Reminds me of when I was in a pretty small clothing store and I ran into this black guy with a full beard that was fantastically sculpted. Just beautiful. About the 3rd time our paths crossed, I said “Man, that beard is _flippin amazing! Did you do it yourself, or have it done?” Both as it turns out – that’s what he did for a living. Gave me a card and offered to carve my own, meager white-on-white facial hair. Walking billboard depending on other guy’s comments for business.

Contrary to popular belief, guys love for other guys to compliment them on weight loss or major style change, too. In a professional setting it might just be a thumbs up or eyebrow-nod.

tinyfaery's avatar

The youngest person in our office is mid-20’s, the oldest in his upper 50’s. Some people are fit, others (me) not so much. Most of the women don’t wear make-up, but some do. We’re all just very L.A. It’s not like the rest of the country here.

My job has changed a lot, but we are all hired for our skill set.

Esedess's avatar

My immediate boss is a woman. Attractive by my standards for/despite her age. She looks good in jeans and a shirt, which is what she usually wears. She looks better or worse depending on how dressed up she gets, as does everyone, but it never affects my opinion or respect for her.

Hypocrisy_Central's avatar

A suit jacket can cover up fat rolls really nicely after all.
If they have rolls of fat, know they have it, care to do nothing about it, hen that is what they wear no matter how casual Fridays are; no problem.

A little height in a heel brings women up to eye level for men.
Is that something women find important to feel equal to men?

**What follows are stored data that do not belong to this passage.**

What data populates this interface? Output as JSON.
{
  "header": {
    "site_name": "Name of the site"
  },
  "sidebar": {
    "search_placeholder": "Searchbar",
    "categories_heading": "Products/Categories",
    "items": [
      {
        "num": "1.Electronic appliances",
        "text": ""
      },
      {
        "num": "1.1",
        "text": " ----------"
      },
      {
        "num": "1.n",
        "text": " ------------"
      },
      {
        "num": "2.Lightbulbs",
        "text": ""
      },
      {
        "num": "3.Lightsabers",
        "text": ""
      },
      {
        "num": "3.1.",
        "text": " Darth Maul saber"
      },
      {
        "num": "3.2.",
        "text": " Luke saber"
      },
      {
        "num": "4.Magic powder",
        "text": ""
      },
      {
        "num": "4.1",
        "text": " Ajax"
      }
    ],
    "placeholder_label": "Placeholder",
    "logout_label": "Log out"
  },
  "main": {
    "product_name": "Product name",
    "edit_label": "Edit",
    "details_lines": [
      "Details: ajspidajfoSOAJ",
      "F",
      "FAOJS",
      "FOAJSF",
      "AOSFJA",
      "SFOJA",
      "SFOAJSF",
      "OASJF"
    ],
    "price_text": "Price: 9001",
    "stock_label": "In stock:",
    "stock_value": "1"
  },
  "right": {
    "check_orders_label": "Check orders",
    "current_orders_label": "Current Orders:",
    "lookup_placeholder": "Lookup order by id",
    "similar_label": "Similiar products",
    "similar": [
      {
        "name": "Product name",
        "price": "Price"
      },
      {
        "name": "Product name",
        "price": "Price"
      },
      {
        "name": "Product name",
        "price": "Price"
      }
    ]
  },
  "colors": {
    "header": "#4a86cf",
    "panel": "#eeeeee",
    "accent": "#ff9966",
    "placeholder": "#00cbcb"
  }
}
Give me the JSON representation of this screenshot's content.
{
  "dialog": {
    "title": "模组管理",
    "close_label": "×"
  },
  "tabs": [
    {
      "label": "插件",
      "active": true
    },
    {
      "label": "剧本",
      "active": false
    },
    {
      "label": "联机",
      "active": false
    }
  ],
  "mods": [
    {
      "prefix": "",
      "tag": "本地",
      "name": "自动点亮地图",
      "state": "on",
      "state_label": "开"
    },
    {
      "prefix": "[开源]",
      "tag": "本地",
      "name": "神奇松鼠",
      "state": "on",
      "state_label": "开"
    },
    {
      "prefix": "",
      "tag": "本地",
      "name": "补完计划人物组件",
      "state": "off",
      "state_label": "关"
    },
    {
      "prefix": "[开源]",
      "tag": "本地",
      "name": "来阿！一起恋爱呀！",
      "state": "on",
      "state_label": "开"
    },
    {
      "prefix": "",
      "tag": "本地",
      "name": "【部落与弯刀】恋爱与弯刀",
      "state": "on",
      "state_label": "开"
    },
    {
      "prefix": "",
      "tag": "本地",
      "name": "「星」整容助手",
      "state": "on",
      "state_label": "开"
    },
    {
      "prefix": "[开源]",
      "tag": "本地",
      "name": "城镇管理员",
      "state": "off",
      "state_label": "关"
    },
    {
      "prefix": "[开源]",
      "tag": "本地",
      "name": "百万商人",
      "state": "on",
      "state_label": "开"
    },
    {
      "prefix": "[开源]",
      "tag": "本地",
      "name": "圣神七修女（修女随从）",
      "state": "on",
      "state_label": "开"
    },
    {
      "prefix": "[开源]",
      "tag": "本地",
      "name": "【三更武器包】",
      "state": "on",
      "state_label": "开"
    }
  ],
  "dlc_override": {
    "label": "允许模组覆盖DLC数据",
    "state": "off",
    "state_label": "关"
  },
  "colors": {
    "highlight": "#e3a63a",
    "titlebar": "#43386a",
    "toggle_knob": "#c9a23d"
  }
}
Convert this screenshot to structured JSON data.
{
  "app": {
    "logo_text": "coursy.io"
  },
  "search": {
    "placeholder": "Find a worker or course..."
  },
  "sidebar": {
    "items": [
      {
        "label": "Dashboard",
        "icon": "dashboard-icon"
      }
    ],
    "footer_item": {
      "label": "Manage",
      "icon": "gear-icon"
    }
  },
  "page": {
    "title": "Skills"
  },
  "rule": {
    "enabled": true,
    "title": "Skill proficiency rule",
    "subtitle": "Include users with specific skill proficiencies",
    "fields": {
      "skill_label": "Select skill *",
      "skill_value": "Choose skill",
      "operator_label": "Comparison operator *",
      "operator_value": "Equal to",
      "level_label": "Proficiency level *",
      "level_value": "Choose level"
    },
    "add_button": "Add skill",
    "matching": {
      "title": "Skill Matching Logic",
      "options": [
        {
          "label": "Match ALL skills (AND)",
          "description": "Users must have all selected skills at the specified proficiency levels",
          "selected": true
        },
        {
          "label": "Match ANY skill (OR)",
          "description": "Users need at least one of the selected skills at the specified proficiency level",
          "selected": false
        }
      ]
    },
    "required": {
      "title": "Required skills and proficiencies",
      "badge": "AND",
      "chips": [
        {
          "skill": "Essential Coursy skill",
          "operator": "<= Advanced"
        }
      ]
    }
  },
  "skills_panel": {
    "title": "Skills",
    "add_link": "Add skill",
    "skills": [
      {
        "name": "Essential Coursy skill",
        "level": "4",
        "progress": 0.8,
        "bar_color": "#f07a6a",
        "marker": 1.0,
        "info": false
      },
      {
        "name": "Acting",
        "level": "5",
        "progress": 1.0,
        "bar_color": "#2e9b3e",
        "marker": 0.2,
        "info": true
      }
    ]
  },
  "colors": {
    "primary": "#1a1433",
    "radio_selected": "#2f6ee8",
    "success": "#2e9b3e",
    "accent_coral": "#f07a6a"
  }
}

I don’t see how it hurts women, it can help some women greatly

JLeslie's avatar

@Hypocrisy_Central I think being taller helps some women feel more confident. I’m 5’6” so I almost never feel short, but I know a lot of women who wish they were taller and seem to feel insecure about their height.

I have no idea how men think about it. My experience is men like shorter women. I hate feeling taller than all the other women in the room when I find myself in that circumstance. In business I rarely “feel” my height. It happens more in social settings.